Apoyada sobre la barandilla de estribor, oteaba absorta la línea que dividía el
cielo y el mar, allá donde deberían hallarse las costas de Alejandría.
Vestida
con ricas y engalanadas telas de tonos turquesa y lapislázuli, las lágrimas
manaban de sus definidos ojos azulados, perlando su bello y blanquecino rostro
semioculto por un velo cuya trasparencia permitía distinguir el contorno de sus
carnosos labios. Pero su cara de tristeza no lograba encubrir su sobrenatural
belleza. Anaelle estaba en la flor de una adolescencia dulce y a la vez
trágica. Siempre supo que su destino le reservaba un camino difícil no exento
de dolor y sufrimiento. Pero no fue consciente de la profundidad de esa
aflicción hasta que arrancaron a Roger de su lado. Desde entonces, un leve pero
agudo dolor en su pecho se manifestaba en cada latido de su corazón.
Desde que partiste,
navego en un océano de lágrimas.
Desde que desapareciste,
una grieta se ha abierto en mi alma.
Fue como
si le clavaran una daga entre sus menudos pechos. Un dolor que le hizo
doblegarse al mismo tiempo que le sobrevenían extrañas visiones de muerte,
dolor y sufrimiento. Al alzar la mirada, el horizonte se había pintado con el
color rojo oscuro de la sangre derramada.
En su
garganta se iba formando un nudo de angustia, mientras que sentía como en su
alma empezaba a crecer un doloroso vacío. Un extraño y fétido aroma de
misteriosa procedencia le causó un mareo que le obligó a aferrarse con fuerza a
la barandilla para no caer desplomada. Cerró los ojos tratando de recuperar su
equilibrio pero sintió como si su cuerpo se precipitara a un oscuro pozo de
soledad.
Entonces
en su mente, se manifestó la imagen de su amado Roger. Sonriente, le tendía la
mano para tomar la suya y besarla dulcemente. En su infinita mirada azulada se
expresaba la amarga imagen de la despedida. Su voz resonó con eco reverberado
en su interior. Su espíritu luminoso se fue poco a poco difuminando para
fusionarse con un estrellado y luminoso cielo.
Anaelle
volvió en sí. Se encontró sola, en profundo y completo silencio. Observaba como
la brisa mecía suavemente sus vaporosas telas.
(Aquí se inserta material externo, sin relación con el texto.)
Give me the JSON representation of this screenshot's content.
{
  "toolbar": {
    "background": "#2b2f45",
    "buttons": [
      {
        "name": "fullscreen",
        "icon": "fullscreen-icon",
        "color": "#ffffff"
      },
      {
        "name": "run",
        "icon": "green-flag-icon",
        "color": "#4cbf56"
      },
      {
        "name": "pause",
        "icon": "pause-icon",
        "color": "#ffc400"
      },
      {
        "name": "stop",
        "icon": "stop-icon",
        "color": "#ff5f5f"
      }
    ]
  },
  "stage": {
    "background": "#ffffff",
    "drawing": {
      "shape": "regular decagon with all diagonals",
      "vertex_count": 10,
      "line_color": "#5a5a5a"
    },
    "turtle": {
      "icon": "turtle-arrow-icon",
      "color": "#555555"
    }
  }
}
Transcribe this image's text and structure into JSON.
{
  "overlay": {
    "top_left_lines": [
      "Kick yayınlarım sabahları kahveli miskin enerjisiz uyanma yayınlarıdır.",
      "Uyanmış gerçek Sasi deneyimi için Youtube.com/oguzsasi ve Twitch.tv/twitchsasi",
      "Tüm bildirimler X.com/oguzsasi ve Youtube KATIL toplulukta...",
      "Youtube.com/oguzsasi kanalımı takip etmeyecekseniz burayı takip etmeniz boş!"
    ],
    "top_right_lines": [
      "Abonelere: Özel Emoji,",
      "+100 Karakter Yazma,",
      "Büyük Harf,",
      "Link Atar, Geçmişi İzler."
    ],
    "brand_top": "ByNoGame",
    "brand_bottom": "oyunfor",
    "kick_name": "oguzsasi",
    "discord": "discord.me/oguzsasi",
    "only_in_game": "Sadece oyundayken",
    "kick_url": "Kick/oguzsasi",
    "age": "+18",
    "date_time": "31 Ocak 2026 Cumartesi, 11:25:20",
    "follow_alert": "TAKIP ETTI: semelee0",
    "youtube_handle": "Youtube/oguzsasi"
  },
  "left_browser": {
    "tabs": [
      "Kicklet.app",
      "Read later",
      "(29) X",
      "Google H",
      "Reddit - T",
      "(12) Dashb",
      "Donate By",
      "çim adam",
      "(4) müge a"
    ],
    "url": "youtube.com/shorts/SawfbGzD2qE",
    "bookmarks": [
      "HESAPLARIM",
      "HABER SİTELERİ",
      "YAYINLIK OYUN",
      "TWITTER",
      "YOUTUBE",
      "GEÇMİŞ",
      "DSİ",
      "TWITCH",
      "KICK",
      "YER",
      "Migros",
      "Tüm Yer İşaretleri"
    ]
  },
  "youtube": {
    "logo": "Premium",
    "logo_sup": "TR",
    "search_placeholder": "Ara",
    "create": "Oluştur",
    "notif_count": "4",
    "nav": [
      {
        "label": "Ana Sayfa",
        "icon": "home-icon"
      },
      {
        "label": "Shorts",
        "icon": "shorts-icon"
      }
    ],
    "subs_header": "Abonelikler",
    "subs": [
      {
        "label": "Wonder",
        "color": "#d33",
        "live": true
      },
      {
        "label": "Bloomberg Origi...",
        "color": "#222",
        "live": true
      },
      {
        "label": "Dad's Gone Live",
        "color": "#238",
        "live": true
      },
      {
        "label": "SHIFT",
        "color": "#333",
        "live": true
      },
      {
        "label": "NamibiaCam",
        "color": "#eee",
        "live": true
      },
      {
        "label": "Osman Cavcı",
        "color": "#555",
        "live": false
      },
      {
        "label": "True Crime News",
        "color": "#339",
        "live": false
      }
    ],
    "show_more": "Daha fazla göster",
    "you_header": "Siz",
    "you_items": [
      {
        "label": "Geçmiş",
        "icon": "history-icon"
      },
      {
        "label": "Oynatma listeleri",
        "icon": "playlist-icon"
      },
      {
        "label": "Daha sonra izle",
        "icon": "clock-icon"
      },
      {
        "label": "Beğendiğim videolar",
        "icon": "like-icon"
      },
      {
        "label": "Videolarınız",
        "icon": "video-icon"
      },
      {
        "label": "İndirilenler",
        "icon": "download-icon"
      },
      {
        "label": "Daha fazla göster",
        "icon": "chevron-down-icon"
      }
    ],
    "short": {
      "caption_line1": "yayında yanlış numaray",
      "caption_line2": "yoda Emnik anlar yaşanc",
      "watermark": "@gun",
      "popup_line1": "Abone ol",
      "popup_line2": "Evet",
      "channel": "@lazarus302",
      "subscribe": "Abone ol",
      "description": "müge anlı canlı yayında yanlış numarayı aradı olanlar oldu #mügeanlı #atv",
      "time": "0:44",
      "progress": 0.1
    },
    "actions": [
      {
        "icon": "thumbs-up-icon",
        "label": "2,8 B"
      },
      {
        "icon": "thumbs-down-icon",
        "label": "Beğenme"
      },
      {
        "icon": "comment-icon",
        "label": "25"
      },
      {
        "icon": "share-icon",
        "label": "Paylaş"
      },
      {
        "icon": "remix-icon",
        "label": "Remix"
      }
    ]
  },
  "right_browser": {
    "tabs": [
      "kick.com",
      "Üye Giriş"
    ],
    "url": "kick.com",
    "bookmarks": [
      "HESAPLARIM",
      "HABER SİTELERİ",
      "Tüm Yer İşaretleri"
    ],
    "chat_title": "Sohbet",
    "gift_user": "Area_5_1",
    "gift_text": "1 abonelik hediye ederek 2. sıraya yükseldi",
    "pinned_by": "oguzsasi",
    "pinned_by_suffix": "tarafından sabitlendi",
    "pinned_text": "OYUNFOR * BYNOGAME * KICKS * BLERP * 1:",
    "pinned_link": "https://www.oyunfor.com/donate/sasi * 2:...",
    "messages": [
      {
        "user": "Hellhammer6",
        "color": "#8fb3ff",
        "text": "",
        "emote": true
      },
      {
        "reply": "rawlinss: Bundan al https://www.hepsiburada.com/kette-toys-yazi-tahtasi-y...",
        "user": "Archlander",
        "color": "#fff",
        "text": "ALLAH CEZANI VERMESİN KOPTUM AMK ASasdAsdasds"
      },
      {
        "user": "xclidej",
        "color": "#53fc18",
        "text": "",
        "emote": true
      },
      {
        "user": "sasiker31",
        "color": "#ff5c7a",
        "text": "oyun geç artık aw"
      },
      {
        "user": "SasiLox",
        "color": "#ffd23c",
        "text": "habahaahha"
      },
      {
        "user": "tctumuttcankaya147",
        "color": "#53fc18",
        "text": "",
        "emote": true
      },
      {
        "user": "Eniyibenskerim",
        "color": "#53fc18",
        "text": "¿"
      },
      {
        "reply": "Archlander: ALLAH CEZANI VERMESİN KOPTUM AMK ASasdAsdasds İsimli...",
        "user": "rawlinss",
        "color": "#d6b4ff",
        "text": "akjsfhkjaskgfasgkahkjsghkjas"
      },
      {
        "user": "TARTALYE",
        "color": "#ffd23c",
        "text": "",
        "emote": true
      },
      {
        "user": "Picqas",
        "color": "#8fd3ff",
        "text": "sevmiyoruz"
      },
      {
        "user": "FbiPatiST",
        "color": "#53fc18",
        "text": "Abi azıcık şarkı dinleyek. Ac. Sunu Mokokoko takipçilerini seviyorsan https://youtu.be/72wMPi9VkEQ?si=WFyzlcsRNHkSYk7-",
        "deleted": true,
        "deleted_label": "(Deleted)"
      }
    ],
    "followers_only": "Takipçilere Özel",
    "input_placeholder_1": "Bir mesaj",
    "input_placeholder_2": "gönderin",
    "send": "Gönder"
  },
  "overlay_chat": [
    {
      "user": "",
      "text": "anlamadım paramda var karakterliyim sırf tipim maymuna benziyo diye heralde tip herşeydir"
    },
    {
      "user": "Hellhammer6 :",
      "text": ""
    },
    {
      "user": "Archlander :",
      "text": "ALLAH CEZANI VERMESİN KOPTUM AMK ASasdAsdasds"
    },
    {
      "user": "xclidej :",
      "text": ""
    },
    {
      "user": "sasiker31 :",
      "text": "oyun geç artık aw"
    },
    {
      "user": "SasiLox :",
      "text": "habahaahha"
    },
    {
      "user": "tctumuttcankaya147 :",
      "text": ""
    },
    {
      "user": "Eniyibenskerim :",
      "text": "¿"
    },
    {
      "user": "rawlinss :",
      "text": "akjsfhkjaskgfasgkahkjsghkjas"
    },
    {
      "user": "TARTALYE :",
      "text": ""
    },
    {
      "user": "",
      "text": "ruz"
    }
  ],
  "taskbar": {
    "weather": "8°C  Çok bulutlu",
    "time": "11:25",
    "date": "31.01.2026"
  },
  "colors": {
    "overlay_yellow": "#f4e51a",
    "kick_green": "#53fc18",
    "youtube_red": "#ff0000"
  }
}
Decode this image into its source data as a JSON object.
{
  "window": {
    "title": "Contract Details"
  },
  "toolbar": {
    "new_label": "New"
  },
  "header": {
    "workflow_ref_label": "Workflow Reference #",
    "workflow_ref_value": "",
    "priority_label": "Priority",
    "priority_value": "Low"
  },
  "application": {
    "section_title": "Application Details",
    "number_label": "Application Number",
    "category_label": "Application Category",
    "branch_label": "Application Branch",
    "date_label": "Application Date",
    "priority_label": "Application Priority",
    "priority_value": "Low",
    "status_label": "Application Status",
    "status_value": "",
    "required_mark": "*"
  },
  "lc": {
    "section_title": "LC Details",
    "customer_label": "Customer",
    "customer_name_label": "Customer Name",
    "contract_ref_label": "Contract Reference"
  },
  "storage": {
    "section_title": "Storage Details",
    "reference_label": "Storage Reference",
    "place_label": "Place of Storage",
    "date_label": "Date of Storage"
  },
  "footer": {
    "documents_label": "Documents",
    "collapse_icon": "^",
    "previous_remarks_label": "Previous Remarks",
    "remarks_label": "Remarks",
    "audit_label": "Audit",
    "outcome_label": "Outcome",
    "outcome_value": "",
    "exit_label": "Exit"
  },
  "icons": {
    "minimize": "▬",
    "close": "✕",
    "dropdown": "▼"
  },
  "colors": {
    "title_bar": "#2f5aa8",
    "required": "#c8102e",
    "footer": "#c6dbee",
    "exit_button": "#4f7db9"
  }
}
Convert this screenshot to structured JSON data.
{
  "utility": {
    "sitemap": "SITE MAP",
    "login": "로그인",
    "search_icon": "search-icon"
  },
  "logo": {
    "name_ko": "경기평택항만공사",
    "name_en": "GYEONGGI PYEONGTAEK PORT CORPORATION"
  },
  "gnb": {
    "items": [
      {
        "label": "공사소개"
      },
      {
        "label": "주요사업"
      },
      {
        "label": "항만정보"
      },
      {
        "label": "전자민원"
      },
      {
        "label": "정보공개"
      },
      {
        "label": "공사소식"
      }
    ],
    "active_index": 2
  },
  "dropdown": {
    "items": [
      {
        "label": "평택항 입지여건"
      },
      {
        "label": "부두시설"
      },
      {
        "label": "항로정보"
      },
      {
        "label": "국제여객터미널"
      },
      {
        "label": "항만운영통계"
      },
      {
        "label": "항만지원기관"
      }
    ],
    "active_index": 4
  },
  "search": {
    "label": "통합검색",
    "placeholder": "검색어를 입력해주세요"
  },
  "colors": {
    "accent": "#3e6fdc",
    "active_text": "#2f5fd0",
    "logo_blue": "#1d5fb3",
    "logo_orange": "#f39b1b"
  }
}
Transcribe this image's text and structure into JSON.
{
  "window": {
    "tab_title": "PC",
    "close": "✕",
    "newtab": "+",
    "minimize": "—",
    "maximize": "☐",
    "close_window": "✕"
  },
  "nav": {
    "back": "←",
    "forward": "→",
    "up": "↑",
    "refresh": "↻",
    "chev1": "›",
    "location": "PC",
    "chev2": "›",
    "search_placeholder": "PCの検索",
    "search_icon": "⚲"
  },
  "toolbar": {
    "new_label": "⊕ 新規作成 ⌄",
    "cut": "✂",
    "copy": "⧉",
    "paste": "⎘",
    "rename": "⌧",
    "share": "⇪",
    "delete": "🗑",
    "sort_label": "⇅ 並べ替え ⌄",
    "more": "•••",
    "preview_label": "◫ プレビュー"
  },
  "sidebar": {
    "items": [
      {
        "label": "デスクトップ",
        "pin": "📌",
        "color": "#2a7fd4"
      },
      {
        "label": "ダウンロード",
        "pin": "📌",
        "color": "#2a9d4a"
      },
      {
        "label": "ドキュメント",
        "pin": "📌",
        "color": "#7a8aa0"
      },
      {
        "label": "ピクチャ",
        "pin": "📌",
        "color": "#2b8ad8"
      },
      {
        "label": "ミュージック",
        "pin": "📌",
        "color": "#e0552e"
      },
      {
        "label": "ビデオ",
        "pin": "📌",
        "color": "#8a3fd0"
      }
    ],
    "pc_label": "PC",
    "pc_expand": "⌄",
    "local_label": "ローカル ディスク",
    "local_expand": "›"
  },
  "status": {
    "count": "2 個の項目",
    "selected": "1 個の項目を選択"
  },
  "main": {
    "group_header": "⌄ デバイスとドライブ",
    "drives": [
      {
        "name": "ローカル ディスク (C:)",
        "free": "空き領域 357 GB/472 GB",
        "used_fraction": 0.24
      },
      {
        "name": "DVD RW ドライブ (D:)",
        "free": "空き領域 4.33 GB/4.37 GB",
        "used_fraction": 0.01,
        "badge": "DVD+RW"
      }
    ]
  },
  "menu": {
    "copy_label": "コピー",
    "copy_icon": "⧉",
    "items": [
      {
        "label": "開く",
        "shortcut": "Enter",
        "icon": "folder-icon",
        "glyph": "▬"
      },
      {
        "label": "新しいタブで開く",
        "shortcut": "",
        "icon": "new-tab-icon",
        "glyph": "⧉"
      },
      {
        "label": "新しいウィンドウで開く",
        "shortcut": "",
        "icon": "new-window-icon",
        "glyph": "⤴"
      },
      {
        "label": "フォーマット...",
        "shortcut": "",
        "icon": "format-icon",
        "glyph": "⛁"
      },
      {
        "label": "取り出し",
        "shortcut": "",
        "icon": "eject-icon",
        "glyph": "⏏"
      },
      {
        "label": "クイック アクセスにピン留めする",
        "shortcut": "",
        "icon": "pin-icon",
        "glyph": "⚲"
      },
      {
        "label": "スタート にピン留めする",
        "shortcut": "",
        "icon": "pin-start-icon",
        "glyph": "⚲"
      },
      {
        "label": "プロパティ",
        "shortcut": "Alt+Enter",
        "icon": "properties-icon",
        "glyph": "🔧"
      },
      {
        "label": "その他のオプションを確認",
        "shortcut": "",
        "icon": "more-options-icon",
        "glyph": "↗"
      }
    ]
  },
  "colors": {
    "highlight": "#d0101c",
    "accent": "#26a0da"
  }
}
Rompió a llorar ruidosa y
amargamente cayendo de rodillas sobre la madera húmeda de la cubierta. Al cabo
de unos instantes, levantó la mirada. La noche había teñido el cielo con un
luminoso manto de estrellas entre las cuales, una relucía especialmente sobre
las demás con un extraño tono azulado. Poco a poco se incorporó sin dejar de
mirarla. La luz que irradiaba la hechizó misteriosamente sintiendo como de
forma sobrenatural llegaba hasta los mas oscuros rincones de su alma. Entonces
volvió a sentir su presencia. Emocionada, se llevó ambas manos al pecho. Le
olía. Le sentía...
Ahora serás la estrella azul
que en las noche guiará mi alma.
Tu luz iluminará mi esperanza
y apaciguará la pena que mi espíritu siente.
Y en mis sueños,
estaremos juntos...
para siempre.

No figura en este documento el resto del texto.